Ele seguiu os passos de alguns compatriotas que deixaram o Marrocos para ir à Líbia. Então, começava uma fase terrível em sua vida. “Eu fui a Sabratha e comecei a trabalhar como porteiro, mas logo me vi preso em um inferno interminável. Um dia, enquanto andava na rua, fui agredido e assaltado por um grupo de pessoas más. Eles eram líbios. Não havia dinheiro ou pertences suficientes comigo, então eles me sequestraram e me fizeram refém por quase dois meses.”

Seus olhos estavam cheios d’água enquanto me contava isso. Ele parecia perdido e olhou para mim, para o vazio. Jonathan suspirou, parou de falar e depois continuou com mais raiva: “Eles me levaram para dentro de uma casa que tinha um quintal grande. Me trancaram em um quarto. Éramos cerca de 60 pessoas lá, mal respirávamos. Havia apenas uma pequena janela.”

Jonathan continuou a descrever o que havia sofrido. Ele tentava se lembrar de todos os detalhes, fazia mímica dos gestos de seus sequestradores. “Todos eles tinham kalashnikovs (um modelo de fuzil). Eles entraram no quarto, pegaram alguns de nós e começaram a nos bater. Quanto mais alto você gritava, mais forte te batiam. Às vezes, eles atiravam para o alto para nos amedrontar. Eles pediam dinheiro e, se você não tinha, estava amaldiçoado!”

Eu ouvi a história de Jonathan e tentei imaginar o que ele deve ter sentido, mas, a partir de um determinado ponto, não consegui. Mesmo que você acredite que é forte, há momentos em que já não pode suportar mais!

“Eles continuavam me batendo a cada dois dias, com suas próprias mãos, com o cabo de suas armas, com bastões de borracha. E então eles aumentaram a intensidade e começaram a me queimar com cigarros, e depois com maçarico. Você não consegue se defender, sua única defesa são suas lágrimas.”

Em dado momento, Jonathan levantou as mangas de seu casaco e olhou fixamente as cicatrizes em seus pulsos. Ele continuou olhando-as por um bom tempo e depois virou-se novamente para mim. “Um dia, definitivamente o pior dia da minha vida após a morte da minha mãe, eu não vi que estavam vindo, e eles me bateram. Eu caí no chão. Eles amarraram arames em torno de meus pulsos e tornozelos. Estava muito apertado. Eu era uma presa fácil para a sua sede de sangue. Eles me bateram e me queimaram sem parar”.

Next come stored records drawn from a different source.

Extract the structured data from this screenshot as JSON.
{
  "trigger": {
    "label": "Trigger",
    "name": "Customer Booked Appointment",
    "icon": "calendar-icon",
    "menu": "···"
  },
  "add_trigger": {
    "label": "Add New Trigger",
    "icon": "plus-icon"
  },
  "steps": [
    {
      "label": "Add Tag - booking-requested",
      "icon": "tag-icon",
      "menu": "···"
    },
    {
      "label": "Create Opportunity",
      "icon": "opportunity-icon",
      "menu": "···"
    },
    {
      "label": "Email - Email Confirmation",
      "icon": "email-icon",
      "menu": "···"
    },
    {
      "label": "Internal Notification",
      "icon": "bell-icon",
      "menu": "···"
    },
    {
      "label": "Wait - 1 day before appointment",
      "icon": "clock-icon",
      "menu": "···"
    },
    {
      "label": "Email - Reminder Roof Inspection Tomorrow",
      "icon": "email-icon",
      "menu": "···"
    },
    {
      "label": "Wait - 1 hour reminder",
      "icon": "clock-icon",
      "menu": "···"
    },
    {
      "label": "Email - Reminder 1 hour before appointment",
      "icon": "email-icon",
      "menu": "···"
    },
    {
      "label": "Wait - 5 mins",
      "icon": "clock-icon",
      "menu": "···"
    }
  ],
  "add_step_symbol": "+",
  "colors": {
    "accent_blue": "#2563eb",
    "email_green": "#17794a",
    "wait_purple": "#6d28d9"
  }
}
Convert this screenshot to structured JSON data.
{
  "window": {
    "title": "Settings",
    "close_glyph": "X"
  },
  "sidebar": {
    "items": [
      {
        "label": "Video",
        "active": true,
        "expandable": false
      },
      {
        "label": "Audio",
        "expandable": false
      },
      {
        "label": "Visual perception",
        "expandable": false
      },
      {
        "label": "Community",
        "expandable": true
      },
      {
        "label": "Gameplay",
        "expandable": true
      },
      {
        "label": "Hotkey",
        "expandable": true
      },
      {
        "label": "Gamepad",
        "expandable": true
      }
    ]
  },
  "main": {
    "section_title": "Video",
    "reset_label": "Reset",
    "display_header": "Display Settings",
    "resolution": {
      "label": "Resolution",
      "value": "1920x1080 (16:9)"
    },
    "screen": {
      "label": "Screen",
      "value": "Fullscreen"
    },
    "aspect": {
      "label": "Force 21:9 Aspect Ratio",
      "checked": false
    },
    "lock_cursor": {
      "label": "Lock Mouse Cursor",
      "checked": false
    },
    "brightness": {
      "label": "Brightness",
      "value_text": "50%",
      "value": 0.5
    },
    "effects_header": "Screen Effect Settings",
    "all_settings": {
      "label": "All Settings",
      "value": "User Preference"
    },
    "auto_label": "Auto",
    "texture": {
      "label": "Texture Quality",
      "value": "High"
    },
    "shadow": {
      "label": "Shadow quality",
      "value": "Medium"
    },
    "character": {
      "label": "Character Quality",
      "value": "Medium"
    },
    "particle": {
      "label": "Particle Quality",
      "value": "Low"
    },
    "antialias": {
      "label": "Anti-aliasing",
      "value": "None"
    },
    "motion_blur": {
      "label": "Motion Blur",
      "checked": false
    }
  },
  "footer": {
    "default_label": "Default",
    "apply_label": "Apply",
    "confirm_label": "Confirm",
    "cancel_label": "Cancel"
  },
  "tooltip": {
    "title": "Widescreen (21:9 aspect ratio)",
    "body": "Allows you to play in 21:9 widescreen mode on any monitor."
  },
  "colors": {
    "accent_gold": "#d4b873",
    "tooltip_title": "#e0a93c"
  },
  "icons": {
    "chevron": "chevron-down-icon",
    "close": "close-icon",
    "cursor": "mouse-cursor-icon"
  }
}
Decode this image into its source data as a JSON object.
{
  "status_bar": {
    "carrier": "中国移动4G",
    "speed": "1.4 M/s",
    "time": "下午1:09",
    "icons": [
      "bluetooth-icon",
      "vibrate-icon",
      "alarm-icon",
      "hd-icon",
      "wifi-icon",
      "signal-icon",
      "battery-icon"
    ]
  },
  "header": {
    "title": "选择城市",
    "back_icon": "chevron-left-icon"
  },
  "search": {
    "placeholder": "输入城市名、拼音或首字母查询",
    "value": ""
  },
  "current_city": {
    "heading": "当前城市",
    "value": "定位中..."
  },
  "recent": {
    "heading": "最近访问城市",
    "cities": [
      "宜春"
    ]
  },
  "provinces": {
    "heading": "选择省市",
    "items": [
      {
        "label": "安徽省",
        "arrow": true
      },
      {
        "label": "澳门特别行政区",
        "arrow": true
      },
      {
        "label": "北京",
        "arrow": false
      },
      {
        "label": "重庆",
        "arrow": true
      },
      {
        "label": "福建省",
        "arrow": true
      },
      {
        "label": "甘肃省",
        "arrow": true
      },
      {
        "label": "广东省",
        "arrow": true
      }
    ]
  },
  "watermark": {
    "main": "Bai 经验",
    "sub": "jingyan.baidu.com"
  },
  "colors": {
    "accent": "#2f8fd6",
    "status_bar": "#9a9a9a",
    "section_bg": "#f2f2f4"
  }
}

Enquanto me contava o que havia acontecido, ele mostrava as cicatrizes pelo seu corpo. Jonathan continuou amarrado no chão por algumas horas e, embora agora esteja a salvo em nosso navio, continua sofrendo. Ele tem lesões em seu tornozelo esquerdo e não anda direito.

Essa é só uma gota no oceano de histórias que ouvimos a bordo. Uma crônica de um dia comum a bordo do Aquarius.